Top 5 Blow-Off Excuses: #5- The Fake Phone Call

We’ve all been in those situations before. You know, the ones where you’re receiving the kind of unwanted attention that’s so uncomfortable, that it borders on the date rape-y side of things. The trick is to nip it in the bud. Now, some people would recommend simply being direct and saying you’re not interested… sure, I mean, I guess you could do that, but unless you’re leaving the bar or coffee shop directly after that conversation, it can make for some awkward silences. But there are still things to be said in those situations, things that make it a little more bearable in letting the other person down easy.

5. Fake a Phone Call

Now, this is pretty standard, but the joy of this one is that it can be executed two ways. the first is the obvious “someone calls with a fake emergency”, but who are we kidding? That’s pretty transparent. No, my personal favorite is taking the call and pretending it’s my mother or something…

Me: Hello? Yeah, sorry mom, it’s kinda loud in here…

Now, this is perfect because it gives you the opportunity to excuse yourself from the conversation and hope that the pursuer gets distracted by other prey… or you can continue on.

Me: Yeah, he seems like a really great guy. I’m still kinda getting to know him.

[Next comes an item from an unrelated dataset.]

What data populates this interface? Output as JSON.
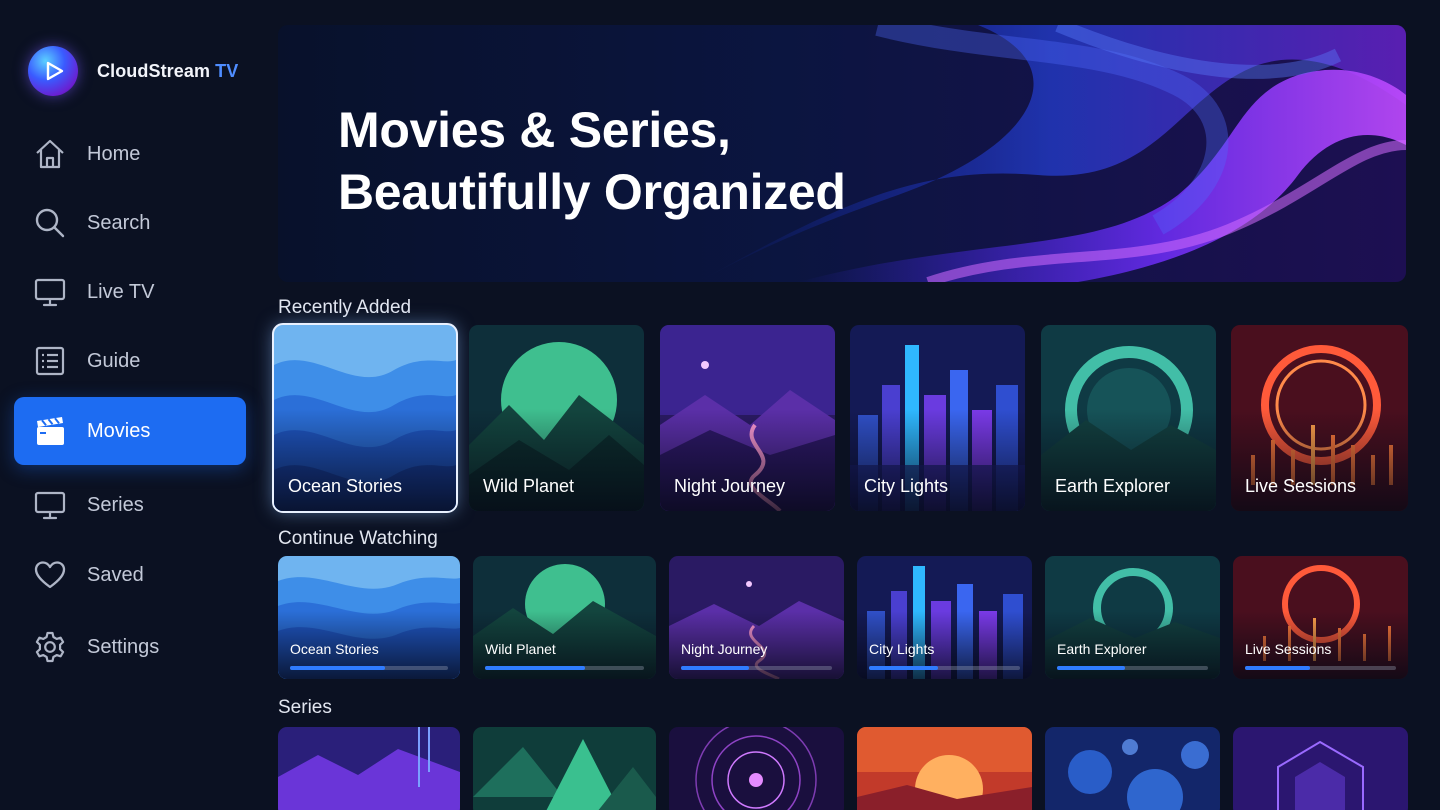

This is when you take the opportunity to look the other guy (or girl, if it happens to be the case) up and down, and describe him/her.

Me: Yeah, I don’t know, maybe 5′ 10… yeah, I really like him so far.

This is where your improv skills are really put to the test. Be forewarned, a background in Groundlings or Second City isn’t required but it certainly couldn’t hurt things either. You gotta keep the conversation going long enough to make it seem like the conversation could legitimately dovetail into this next part without prattling on so long that the other party loses interest.

Me: No, I think you’d really like him, mom. I mean, I don’t wanna jinx anything, but I’m pretty sure that this guy could be the one…

Now, if this guy doesn’t flinch at this, we’ve got a real problem. Either you’re chatting up the elusive (and sometimes unwanted) serial monogamist or there’s a good chance that he already put something in your drink and he’s just waiting for the liquid GHB to kick in.

Either way, no good can come of this.